Beim Flush (Synonyme: Abnormes Erröten; Erröten; Errötung; Flush; Gesichtsrötung; Rubeosis faciei; Übermäßiges Erröten; ICD-10-GM R23.2: Gesichtsrötung [Flush]) handelt es sich um ein anfallsartiges heftiges Erröten der Haut des Gesichtes und der Halsregion (ggf. auch des Oberkörpers), was auf einer plötzlichen Ausdehnung von Blutgefäßen und einer damit verbundenen Zunahme des Blutvolumens beruht.

Der Flush kann spontan oder nach großer Anstrengung auftreten.

Die Ursachen für einen Flush sind vielfältig.
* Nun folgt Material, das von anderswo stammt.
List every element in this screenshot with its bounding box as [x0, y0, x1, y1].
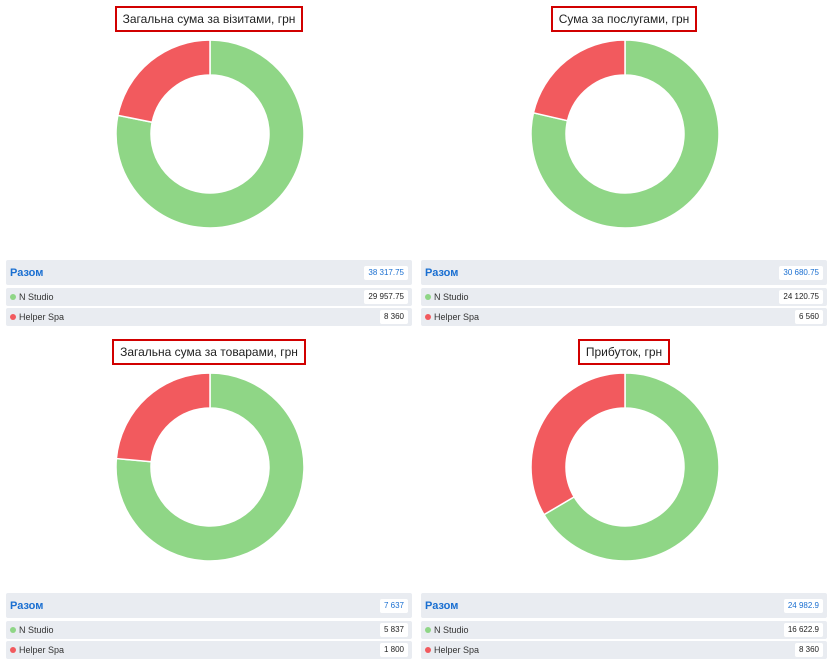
legend-row[interactable]: Helper Spa 8 360 [6, 308, 412, 326]
donut-slice-n-studio[interactable] [115, 372, 305, 562]
chart-title: Прибуток, грн [577, 339, 671, 365]
donut-slice-n-studio[interactable] [542, 372, 720, 562]
donut-chart [525, 367, 725, 567]
legend-value: 8 360 [794, 643, 823, 657]
legend-label: N Studio [10, 292, 54, 302]
legend-label: N Studio [425, 625, 469, 635]
legend-dot-icon [10, 647, 16, 653]
total-row: Разом 7 637 [6, 593, 412, 618]
legend-value: 16 622.9 [783, 623, 823, 637]
donut-slice-helper-spa[interactable] [116, 39, 211, 124]
legend-dot-icon [10, 294, 16, 300]
legend-row[interactable]: N Studio 29 957.75 [6, 288, 412, 306]
chart-title-box: Загальна сума за візитами, грн [6, 6, 412, 32]
chart-panel: Прибуток, грн Разом 24 982.9 N Studio 16 622… [421, 333, 827, 665]
legend-name: Helper Spa [434, 645, 480, 655]
chart-title-box: Прибуток, грн [421, 339, 827, 365]
legend-value: 1 800 [379, 643, 408, 657]
legend-row[interactable]: N Studio 24 120.75 [421, 288, 827, 306]
total-value: 24 982.9 [783, 598, 823, 613]
legend-dot-icon [425, 294, 431, 300]
chart-panel: Сума за послугами, грн Разом 30 680.75 N St… [421, 0, 827, 332]
legend-dot-icon [425, 647, 431, 653]
legend-value: 29 957.75 [364, 290, 408, 304]
legend-row[interactable]: N Studio 5 837 [6, 621, 412, 639]
legend-name: N Studio [19, 292, 54, 302]
legend-value: 5 837 [379, 623, 408, 637]
donut-slice-helper-spa[interactable] [115, 372, 211, 463]
legend-table: Разом 24 982.9 N Studio 16 622.9 Helper Spa 8… [421, 593, 827, 659]
total-label: Разом [425, 599, 459, 612]
chart-title-box: Сума за послугами, грн [421, 6, 827, 32]
chart-panel: Загальна сума за товарами, грн Разом 7 637… [6, 333, 412, 665]
total-value: 30 680.75 [779, 265, 823, 280]
legend-name: N Studio [19, 625, 54, 635]
legend-label: Helper Spa [425, 645, 479, 655]
legend-row[interactable]: Helper Spa 6 560 [421, 308, 827, 326]
donut-slice-n-studio[interactable] [115, 39, 305, 229]
donut-slice-helper-spa[interactable] [530, 372, 626, 516]
donut-svg [115, 39, 305, 229]
legend-dot-icon [10, 314, 16, 320]
chart-title: Загальна сума за візитами, грн [114, 6, 304, 32]
legend-row[interactable]: N Studio 16 622.9 [421, 621, 827, 639]
total-value: 38 317.75 [364, 265, 408, 280]
total-label: Разом [10, 266, 44, 279]
legend-name: Helper Spa [19, 312, 65, 322]
legend-value: 8 360 [379, 310, 408, 324]
legend-name: Helper Spa [19, 645, 65, 655]
legend-name: Helper Spa [434, 312, 480, 322]
legend-row[interactable]: Helper Spa 1 800 [6, 641, 412, 659]
legend-label: N Studio [10, 625, 54, 635]
donut-chart [525, 34, 725, 234]
legend-table: Разом 30 680.75 N Studio 24 120.75 Helper Sp… [421, 260, 827, 326]
donut-svg [530, 39, 720, 229]
chart-title: Загальна сума за товарами, грн [112, 339, 306, 365]
total-row: Разом 24 982.9 [421, 593, 827, 618]
legend-table: Разом 38 317.75 N Studio 29 957.75 Helper Sp… [6, 260, 412, 326]
legend-dot-icon [425, 627, 431, 633]
chart-title-box: Загальна сума за товарами, грн [6, 339, 412, 365]
legend-name: N Studio [434, 625, 469, 635]
legend-row[interactable]: Helper Spa 8 360 [421, 641, 827, 659]
legend-table: Разом 7 637 N Studio 5 837 Helper Spa 1 800 [6, 593, 412, 659]
chart-panel: Загальна сума за візитами, грн Разом 38 31… [6, 0, 412, 332]
total-label: Разом [425, 266, 459, 279]
legend-value: 24 120.75 [779, 290, 823, 304]
legend-label: Helper Spa [10, 645, 64, 655]
legend-dot-icon [10, 627, 16, 633]
chart-title: Сума за послугами, грн [550, 6, 698, 32]
total-row: Разом 30 680.75 [421, 260, 827, 285]
total-label: Разом [10, 599, 44, 612]
donut-slice-helper-spa[interactable] [532, 39, 626, 122]
donut-slice-n-studio[interactable] [530, 39, 720, 229]
legend-name: N Studio [434, 292, 469, 302]
donut-chart [110, 367, 310, 567]
donut-svg [530, 372, 720, 562]
legend-label: Helper Spa [10, 312, 64, 322]
legend-label: N Studio [425, 292, 469, 302]
legend-dot-icon [425, 314, 431, 320]
total-value: 7 637 [379, 598, 408, 613]
legend-value: 6 560 [794, 310, 823, 324]
legend-label: Helper Spa [425, 312, 479, 322]
donut-svg [115, 372, 305, 562]
donut-chart [110, 34, 310, 234]
total-row: Разом 38 317.75 [6, 260, 412, 285]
Neben Emotionen (z. B. Stress) können Lebensmittel, Genussmittel (z. B. Alkohol), Krankheiten, Medikamente und Botenstoffe (z. B. Serotonin) Ursache des Flush sein.

Ein Flush kann Symptom vieler Erkrankungen sein (siehe unter "Differentialdiagnosen").

Geschlechterverhältnis: Frauen sind häufiger betroffen als Männer, da die meisten Fälle in der Menopause (Wechseljahre) auftreten.

Häufigkeitsgipfel: Ein Flush tritt vorwiegend im Kindesalter und seltener im Erwachsenenalter auf.

Verlauf und Prognose: Ein Flush (Hautrötung) wird von den Betroffenen häufig als unangenehm empfunden. Wenn bekannt ist, welche Ursachen einen Flush auslösen, sollten diese, falls möglich, gemieden werden. In schwerwiegenden Fällen kann ein Psychotherapeut hinzugezogen werden, da häufig unsichere Menschen zum übermäßigen Erröten neigen.